As always, it's hard to look at subjective entities like personal relationships with analytical eyes. That doesn't mean we shouldn't try. Let's imagine a team of four software developers working in a project: Alice, Bob, Carol and Dave. Using simple math, you can see that even though the team has four people, it's actually comprised of six personal relationships (Alice<->Bob, Alice<->Carol, Alice<->Dave, Bob<->Carol, Bob<->Dave, Carol<->Dave)
If we were to start observing the way these people interact with one another, listening to what they're talking about when pairing, keeping an eye out for how they refer to each other during team meetings, and so forth, after a few weeks, here's an example of what we could observe:
  • Alice and Dave get along really well; when they pair on a story they tend to deliver faster than when they pair with others; they seem to trust each other a lot
  • Bob is a very easygoing person; everyone likes to pair with him and everyone trusts his opinions
  • Carol doesn't seem to completely trust Alice. They are able to work together, but Carol seems to question Alice's decisions with certain frequency
  • Dave doesn't really get along well with Carol. Maybe he resents Carol's lack of trust in Alice's opinions. He argues with Carol all the time and doesn't seem comfortable when pairing with her
From this, we get to the conclusion that while most of the relationships in the team seem healthy, there is some level of friction and distrust between specific people. But how healthy is the team as a whole? Let's try a visualization:

The green squares represent healthy relationships. Yellow means there is some level of distrust, but the relationship still functions. Red means a broken link: people are not able to work well together.
Most relationships are "green". There is some noise, but generally speaking it seems like the team is fine. After all, teams are supposed to have a little friction here and there, right?
But let's look again: suppose the green squares count as fully healthy personal relationships, while yellow ones count as neutral (zero) and reds count as negative relationships that are damaging the team (thus subtracting from the total). Something like this:

Let's add the numbers again: at the end of the day there are only three high-quality personal relationships. That may imply that our team is only 50% as effective as it could be.
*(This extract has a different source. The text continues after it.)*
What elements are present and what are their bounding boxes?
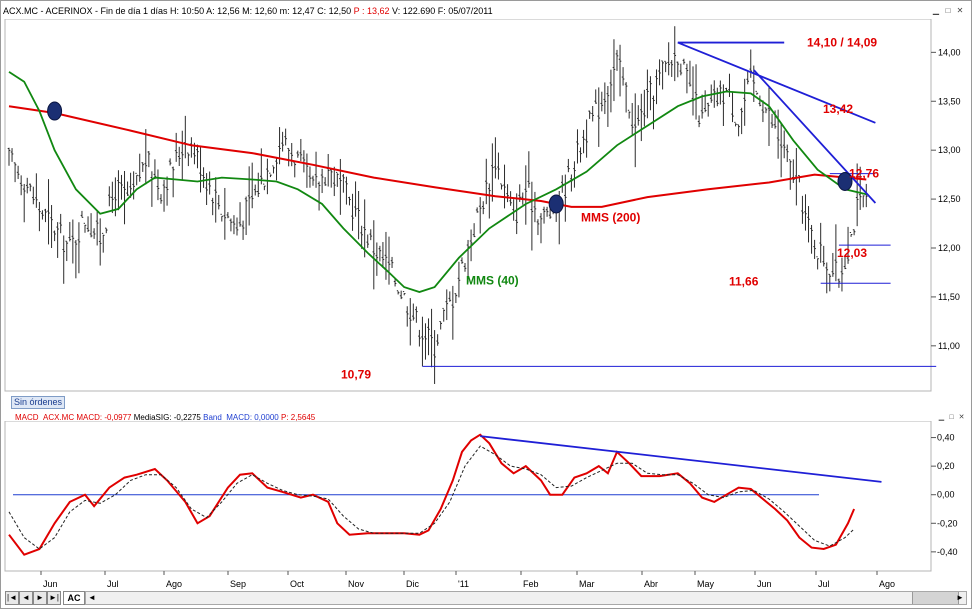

Should we still assume that, in terms of relationships, the team is "generally OK"? If a team is a collection of individuals (and their relationships) that depend on each other to achieve success, a severed personal relationship damages not only both ends of the link, but everyone else as well. In a highly functioning team, any unaddressed instance of distrust will spread like a wildfire, destroying the team's cohesion and undermining its effectiveness.
This is all, of course, a rough depiction of things much more important than numbers and colors. It certainly leaves out the nuances of actual people and their interactions. Even so, the main point is still worth considering: seemingly small disruptions in a team's relationships can cost way more than we think. As we strive to be part of and lead highly effective teams that deliver amazing results, caring for how people get together and providing the necessary means for them to thrive and grow as social agents should be a principle that guides our every action.

What can you do?

As a leader, invest time in talking to people in your team. Understand them as individuals. Retrospectives and other ceremonies might help you, but nothing beats face-to-face communication combined with genuine interest and empathy. Listen more, talk less, respect people's opinions and don't shrug off any concern as insignificant. Once you become good at something, delegate it to someone else and help them grow. Understand your team's culture and help shape it. Foster communication at all levels, in all directions, at all times. Share the context, build alignment. It's a lot of work and a big responsibility but, after all, are not individuals and their interactions the most valuable asset in agile?